Marsh/Microsoft said that organizations planning for cyber risk should engage both top executives and their boards. Economic modeling to quantify cyber risk and a risk management plan including prevention, mitigation, transfer and response planning are also necessary things in the current environment, they said.
Business Interruption Among Biggest Corporate Cyber Fears
Other major findings from the survey:
- 70 percent of respondents said the IT department was the main driver for cyber risk management at their companies. About 37 percent said those decisions came from the C-suite, and 32 percent said their risk management departments made those decisions.

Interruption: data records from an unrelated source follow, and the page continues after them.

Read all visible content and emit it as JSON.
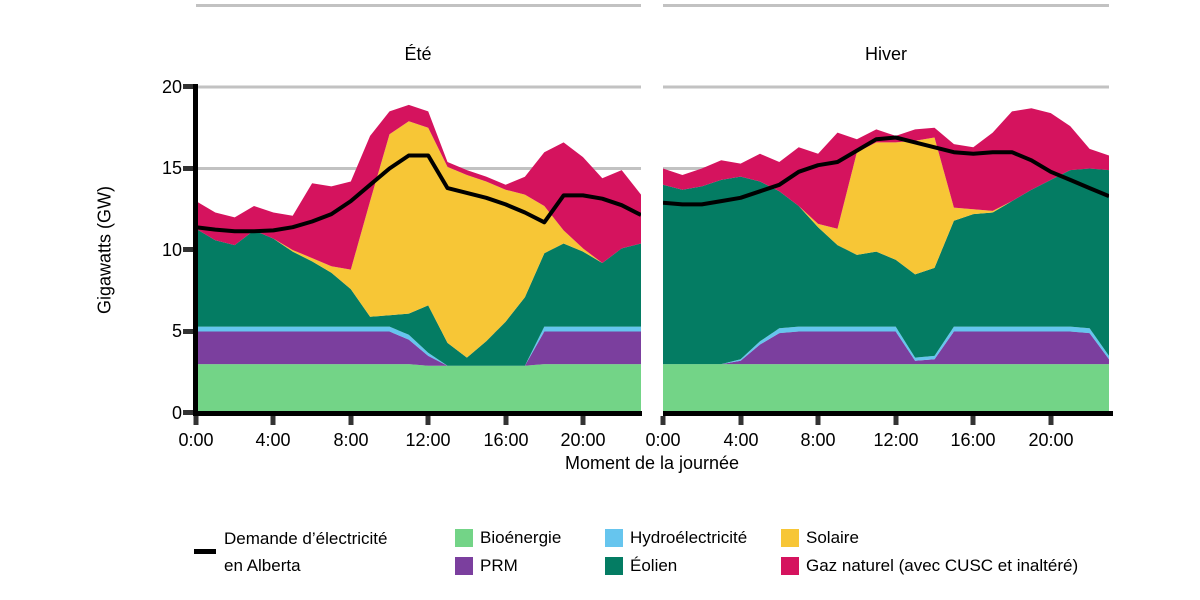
{
  "figure": {
    "y_axis_title": "Gigawatts (GW)",
    "x_axis_title": "Moment de la journée",
    "y_ticks": [
      "0",
      "5",
      "10",
      "15",
      "20"
    ],
    "x_ticks": [
      "0:00",
      "4:00",
      "8:00",
      "12:00",
      "16:00",
      "20:00"
    ],
    "panel_titles": {
      "summer": "Été",
      "winter": "Hiver"
    }
  },
  "legend": {
    "demand": {
      "label_line1": "Demande d’électricité",
      "label_line2": "en Alberta",
      "color": "#000000"
    },
    "items": [
      {
        "label": "Bioénergie",
        "color": "#73D487"
      },
      {
        "label": "PRM",
        "color": "#7B3F9E"
      },
      {
        "label": "Hydroélectricité",
        "color": "#66C5EE"
      },
      {
        "label": "Éolien",
        "color": "#047C63"
      },
      {
        "label": "Solaire",
        "color": "#F7C636"
      },
      {
        "label": "Gaz naturel (avec CUSC et inaltéré)",
        "color": "#D5135E"
      }
    ]
  },
  "chart_data": {
    "type": "area",
    "title": "",
    "xlabel": "Moment de la journée",
    "ylabel": "Gigawatts (GW)",
    "x": [
      0,
      1,
      2,
      3,
      4,
      5,
      6,
      7,
      8,
      9,
      10,
      11,
      12,
      13,
      14,
      15,
      16,
      17,
      18,
      19,
      20,
      21,
      22,
      23
    ],
    "ylim": [
      0,
      20
    ],
    "gridlines": [
      5,
      10,
      15,
      20,
      25
    ],
    "colors": {
      "gridline": "#C2C2C2",
      "demand": "#000000"
    },
    "stack_order": [
      "Bioénergie",
      "PRM",
      "Hydroélectricité",
      "Éolien",
      "Solaire",
      "Gaz naturel (avec CUSC et inaltéré)"
    ],
    "panels": [
      {
        "id": "summer",
        "title": "Été",
        "series": [
          {
            "name": "Bioénergie",
            "color": "#73D487",
            "values": [
              3,
              3,
              3,
              3,
              3,
              3,
              3,
              3,
              3,
              3,
              3,
              3,
              2.9,
              2.9,
              2.9,
              2.9,
              2.9,
              2.9,
              3,
              3,
              3,
              3,
              3,
              3
            ]
          },
          {
            "name": "PRM",
            "color": "#7B3F9E",
            "values": [
              2,
              2,
              2,
              2,
              2,
              2,
              2,
              2,
              2,
              2,
              2,
              1.5,
              0.6,
              0,
              0,
              0,
              0,
              0,
              2,
              2,
              2,
              2,
              2,
              2
            ]
          },
          {
            "name": "Hydroélectricité",
            "color": "#66C5EE",
            "values": [
              0.3,
              0.3,
              0.3,
              0.3,
              0.3,
              0.3,
              0.3,
              0.3,
              0.3,
              0.3,
              0.3,
              0.3,
              0.2,
              0,
              0,
              0,
              0,
              0,
              0.3,
              0.3,
              0.3,
              0.3,
              0.3,
              0.3
            ]
          },
          {
            "name": "Éolien",
            "color": "#047C63",
            "values": [
              6,
              5.3,
              5,
              5.9,
              5.4,
              4.6,
              4,
              3.3,
              2.3,
              0.6,
              0.7,
              1.3,
              2.9,
              1.4,
              0.5,
              1.5,
              2.7,
              4.2,
              4.5,
              5.1,
              4.6,
              3.9,
              4.8,
              5.1
            ]
          },
          {
            "name": "Solaire",
            "color": "#F7C636",
            "values": [
              0,
              0,
              0,
              0,
              0,
              0.1,
              0.2,
              0.4,
              1.2,
              7.1,
              11.1,
              11.8,
              10.9,
              10.8,
              11.2,
              9.8,
              8.1,
              6.3,
              2.9,
              0.8,
              0.2,
              0,
              0,
              0
            ]
          },
          {
            "name": "Gaz naturel (avec CUSC et inaltéré)",
            "color": "#D5135E",
            "values": [
              1.7,
              1.7,
              1.7,
              1.5,
              1.6,
              2.1,
              4.6,
              4.9,
              5.4,
              4,
              1.4,
              1,
              1,
              0.3,
              0.3,
              0.3,
              0.3,
              1.1,
              3.3,
              5.4,
              5.6,
              5.2,
              4.8,
              3
            ]
          }
        ],
        "demand": {
          "name": "Demande d’électricité en Alberta",
          "color": "#000000",
          "values": [
            11.4,
            11.25,
            11.15,
            11.15,
            11.2,
            11.4,
            11.75,
            12.2,
            13,
            14,
            15,
            15.8,
            15.8,
            13.8,
            13.5,
            13.2,
            12.8,
            12.3,
            11.7,
            13.35,
            13.35,
            13.15,
            12.75,
            12.15
          ]
        }
      },
      {
        "id": "winter",
        "title": "Hiver",
        "series": [
          {
            "name": "Bioénergie",
            "color": "#73D487",
            "values": [
              3,
              3,
              3,
              3,
              3,
              3,
              3,
              3,
              3,
              3,
              3,
              3,
              3,
              3,
              3,
              3,
              3,
              3,
              3,
              3,
              3,
              3,
              3,
              3
            ]
          },
          {
            "name": "PRM",
            "color": "#7B3F9E",
            "values": [
              0,
              0,
              0,
              0,
              0.2,
              1.2,
              1.9,
              2,
              2,
              2,
              2,
              2,
              2,
              0.2,
              0.3,
              2,
              2,
              2,
              2,
              2,
              2,
              2,
              1.9,
              0.3
            ]
          },
          {
            "name": "Hydroélectricité",
            "color": "#66C5EE",
            "values": [
              0,
              0,
              0,
              0,
              0.1,
              0.2,
              0.3,
              0.3,
              0.3,
              0.3,
              0.3,
              0.3,
              0.3,
              0.2,
              0.2,
              0.3,
              0.3,
              0.3,
              0.3,
              0.3,
              0.3,
              0.3,
              0.3,
              0.2
            ]
          },
          {
            "name": "Éolien",
            "color": "#047C63",
            "values": [
              11,
              10.7,
              10.9,
              11.3,
              11.2,
              9.8,
              8.4,
              7.4,
              6.1,
              5,
              4.4,
              4.6,
              4.1,
              5.1,
              5.4,
              6.5,
              6.9,
              7,
              7.7,
              8.4,
              9,
              9.6,
              9.8,
              11.4
            ]
          },
          {
            "name": "Solaire",
            "color": "#F7C636",
            "values": [
              0,
              0,
              0,
              0,
              0,
              0,
              0,
              0,
              0.2,
              1,
              6.3,
              6.7,
              7.2,
              8.2,
              8,
              0.8,
              0.3,
              0.1,
              0,
              0,
              0,
              0,
              0,
              0
            ]
          },
          {
            "name": "Gaz naturel (avec CUSC et inaltéré)",
            "color": "#D5135E",
            "values": [
              1,
              0.9,
              1.1,
              1.2,
              0.8,
              1.7,
              1.8,
              3.6,
              4.3,
              5.9,
              0.8,
              0.8,
              0.4,
              0.7,
              0.6,
              3.9,
              3.8,
              4.8,
              5.5,
              5,
              4.1,
              2.7,
              1.2,
              0.9
            ]
          }
        ],
        "demand": {
          "name": "Demande d’électricité en Alberta",
          "color": "#000000",
          "values": [
            12.9,
            12.8,
            12.8,
            13,
            13.2,
            13.6,
            14,
            14.8,
            15.2,
            15.4,
            16.1,
            16.8,
            16.9,
            16.6,
            16.3,
            16,
            15.9,
            16,
            16,
            15.5,
            14.8,
            14.3,
            13.8,
            13.3
          ]
        }
      }
    ]
  }
}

- 75 percent of respondents said business interruption due to a cyber attack could have the greatest financial impact. At the same time, less than 50 percent actually estimate financial losses from a potential attack. Of those who do, only 11 percent measured cyber risk exposure quantitatively.
- 25 percent of respondents said they don’t know their cyber insurance status. One in five organizations don’t have any cyber insurance and lack a plan to buy it.
- 64 percent of respondents said they expect their organizations to boost their investment in both cyber and risk management.
- About 37 percent of organizations with cyber insurance said they plan to maintain their current limits over the next year. Just under 30 percent said they’d broaden the number and types of risk covered, and 17 percent would actually increase coverage limits.
- Of those organizations that don’t purchase cyber insurance, 26 percent said the coverage doesn’t give sufficient protection for the cost, and 25 percent said there is no internal agreement that coverage is needed in the first place. About 22 percent said that their cybersecurity framework is strong enough to not need insurance, and 18 percent said they lacked the money to buy it.
Companies Don’t All See Need for Cyber Attack Response Plan
Of organizations with high confidence in their cyber risk management strategy:
- Nearly 70 percent of organizations conducted a cybersecurity assessment.
- About 38 percent said they model potential cyber loss scenarios.
- 68 percent started enhanced phishing awareness training for their employees.
- 53 percent developed a cyber incident response plan.
The full Marsh/Microsoft report is called “By the Numbers: Global Cyber Risk Perception Survey.” Participating companies included small and medium-sized businesses, startups and large companies. Executives who responded included CEOs, CFOs, chief technology officers, chief risk officers, corporate directors and others.